Biodiversity: The next big ESG wave and why it’s important to UK investors

Hargreaves Lansdown’s Tara Clee says ‘nature positive’ has become the new trending target


Tara Clee, ESG analyst, Hargreaves Lansdown

Biodiversity loss poses a significant and under-appreciated threat to financial stability. This is due to the economic activities and financial assets that are contingent on healthy ecosystems. In fact, more than half of the world’s economic output is moderately or highly dependent on nature.

As with climate change, biodiversity loss is a systemic risk to the economy.

The interrelationship of biodiversity loss and climate change is a magnifying positive feedback loop. A changing climate can make some environments uninhabitable, and ecosystems play a vital role in regulating greenhouse gases. Human pressures such a habitat degradation and over-exploitation aggravate the crisis further. For example, in the UK over half of the nation’s land cover is enclosed farmland.

The UK is one of the most nature-depleted countries in the world, according to the WWF. Since 1970, there’s been on average an almost 70% decline in the populations of mammals, birds, fish, reptiles, and amphibians. This decline is a concern across the nation, as a recent YouGov survey found that 81% that UK adults believe nature is under threat and more needs to be done urgently to protect and restore it.

Last month, proposals from the UK government signal further steps back for UK biodiversity. Nature-friendly farming payments, also known as the ‘Brexit bonus’, pay farmers for their stewardship of nature and are seen by some as one of the few positive Brexit dividends. However, the Department for Environment, Food and Rural Affairs (Defra) are hinting at a return to payments per acre of land owned. This subsidy will pay farmers a set payment no matter how well they care for the land, therefore removing any incentivisation for championing biodiversity.

This potential policy change amongst a sea of government U-turns validates the need for investors to step up. Not only to save the biodiversity we have left, but to mitigate the potential financial risk at stake.

Many companies are recognising the importance of protecting biodiversity, with ‘nature positive’ becoming the new trending target. Yet arguably biodiversity is even harder than climate change to quantify and measure. How can companies really understand the impact their operations and supply chain have on nature, and where should they begin in preserving their natural capital?  

This is a key problem the Taskforce on Nature-related Financial Disclosures (TNFD) aims to solve. Their framework helps financial institutions and companies understand how nature impacts the organisation’s immediate financial performance, or the longer-term financial risks that may arise from how the organisation, positively or negatively, impacts nature. Due to be rolled out in September 2023, TNFD will allow financial institutions and companies to incorporate nature-related risks and opportunities into their strategic planning, risk management and asset allocation decisions. The framework will also provide a tool for investors looking to assess biodiversity risk and opportunities.

In the meanwhile, investors can use third party data providers such as Sustainalytics who offer their headline ESG ratings for free. Companies’ rating scores comprise of a range of ESG metrics, including biodiversity.

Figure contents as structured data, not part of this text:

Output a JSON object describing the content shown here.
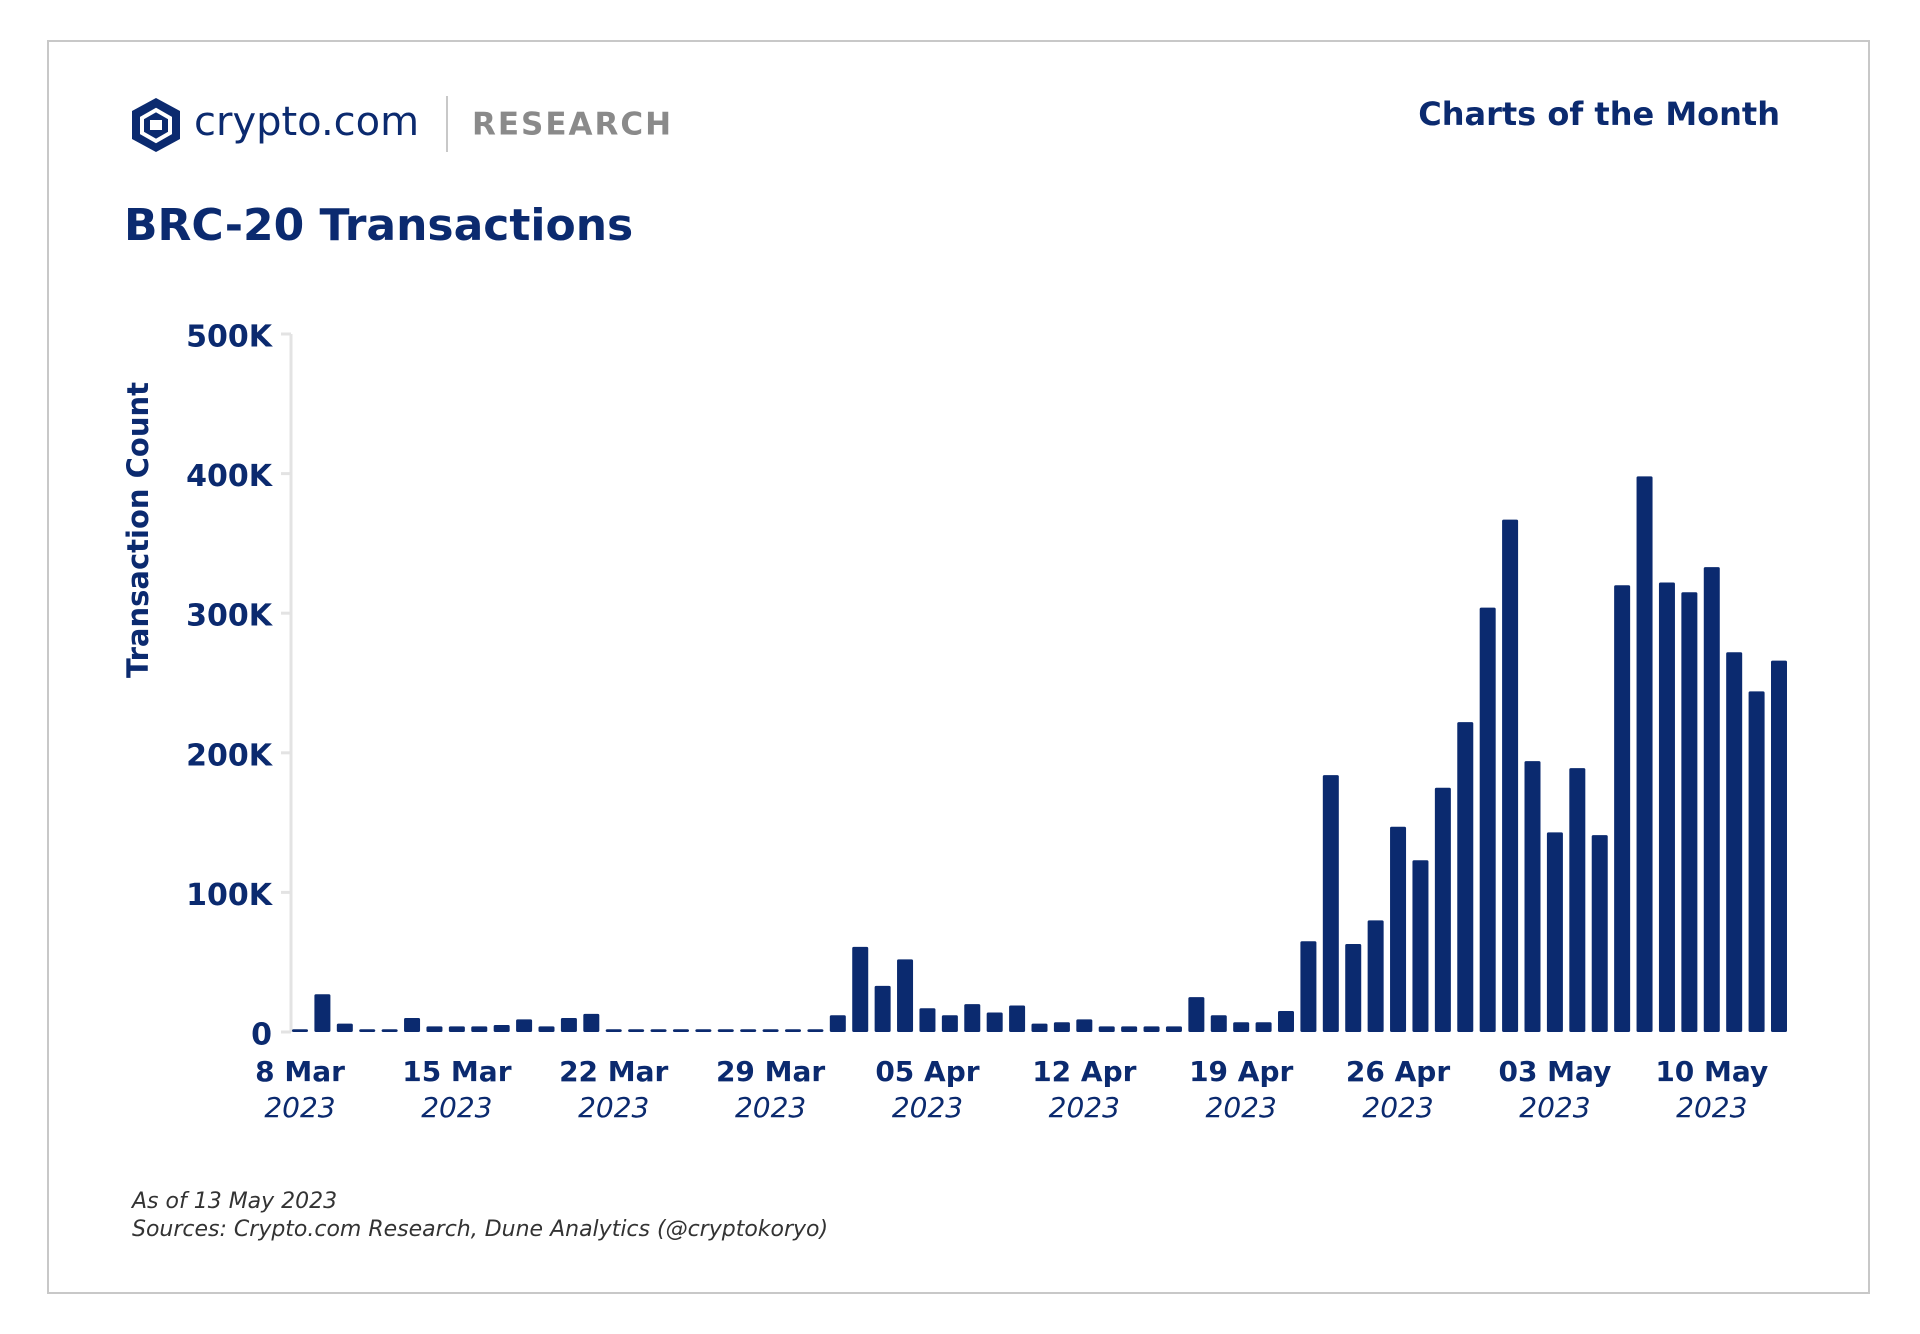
{
  "header": {
    "brand": "crypto.com",
    "section": "RESEARCH",
    "series_name": "Charts of the Month"
  },
  "chart_data": {
    "type": "bar",
    "title": "BRC-20 Transactions",
    "y_label": "Transaction Count",
    "categories": [
      "8 Mar",
      null,
      null,
      null,
      null,
      null,
      null,
      "15 Mar",
      null,
      null,
      null,
      null,
      null,
      null,
      "22 Mar",
      null,
      null,
      null,
      null,
      null,
      null,
      "29 Mar",
      null,
      null,
      null,
      null,
      null,
      null,
      "05 Apr",
      null,
      null,
      null,
      null,
      null,
      null,
      "12 Apr",
      null,
      null,
      null,
      null,
      null,
      null,
      "19 Apr",
      null,
      null,
      null,
      null,
      null,
      null,
      "26 Apr",
      null,
      null,
      null,
      null,
      null,
      null,
      "03 May",
      null,
      null,
      null,
      null,
      null,
      null,
      "10 May",
      null,
      null,
      null
    ],
    "category_years": [
      "2023",
      null,
      null,
      null,
      null,
      null,
      null,
      "2023",
      null,
      null,
      null,
      null,
      null,
      null,
      "2023",
      null,
      null,
      null,
      null,
      null,
      null,
      "2023",
      null,
      null,
      null,
      null,
      null,
      null,
      "2023",
      null,
      null,
      null,
      null,
      null,
      null,
      "2023",
      null,
      null,
      null,
      null,
      null,
      null,
      "2023",
      null,
      null,
      null,
      null,
      null,
      null,
      "2023",
      null,
      null,
      null,
      null,
      null,
      null,
      "2023",
      null,
      null,
      null,
      null,
      null,
      null,
      "2023",
      null,
      null,
      null
    ],
    "values": [
      2000,
      27000,
      6000,
      2000,
      2000,
      10000,
      4000,
      4000,
      4000,
      5000,
      9000,
      4000,
      10000,
      13000,
      2000,
      2000,
      2000,
      2000,
      2000,
      2000,
      2000,
      2000,
      2000,
      2000,
      12000,
      61000,
      33000,
      52000,
      17000,
      12000,
      20000,
      14000,
      19000,
      6000,
      7000,
      9000,
      4000,
      4000,
      4000,
      4000,
      25000,
      12000,
      7000,
      7000,
      15000,
      65000,
      184000,
      63000,
      80000,
      147000,
      123000,
      175000,
      222000,
      304000,
      367000,
      194000,
      143000,
      189000,
      141000,
      320000,
      398000,
      322000,
      315000,
      333000,
      272000,
      244000,
      266000
    ],
    "color": "#0b2a6f",
    "ylim": [
      0,
      500000
    ],
    "yticks": [
      {
        "value": 0,
        "label": "0"
      },
      {
        "value": 100000,
        "label": "100K"
      },
      {
        "value": 200000,
        "label": "200K"
      },
      {
        "value": 300000,
        "label": "300K"
      },
      {
        "value": 400000,
        "label": "400K"
      },
      {
        "value": 500000,
        "label": "500K"
      }
    ],
    "grid": false
  },
  "footer": {
    "as_of": "As of 13 May 2023",
    "sources": "Sources: Crypto.com Research, Dune Analytics (@cryptokoryo)"
  }
}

On a more top-down level, the UN Biodiversity Conference (COP15) in December will galvanise national commitment and action. The summit brings governments from around the world together to agree on a new set of goals to guide global actions to protect and restore nature. Earlier this year, the UK pledged support to COP15 by calling on the international community to halt and reverse biodiversity loss globally and adopt the ‘30by30’ target – to protect at least 30% of land and ocean by 2030. However, nature activists are calling this target into question with Truss’ government’s new priorities.

Whilst data availability and credibility improve and global commitments formalise, many asset managers are seeing the opportunity in addressing the biodiversity crisis. According to Morningstar, 40% of biodiversity themed open-ended funds launched in 2022 were from managers such as Fidelity, BNP, AXA, and Federated Hermes.

As biodiversity builds to be the next big ESG wave, investors wanting to be at the forefront should start considering how to make their portfolio nature positive, as well as net zero.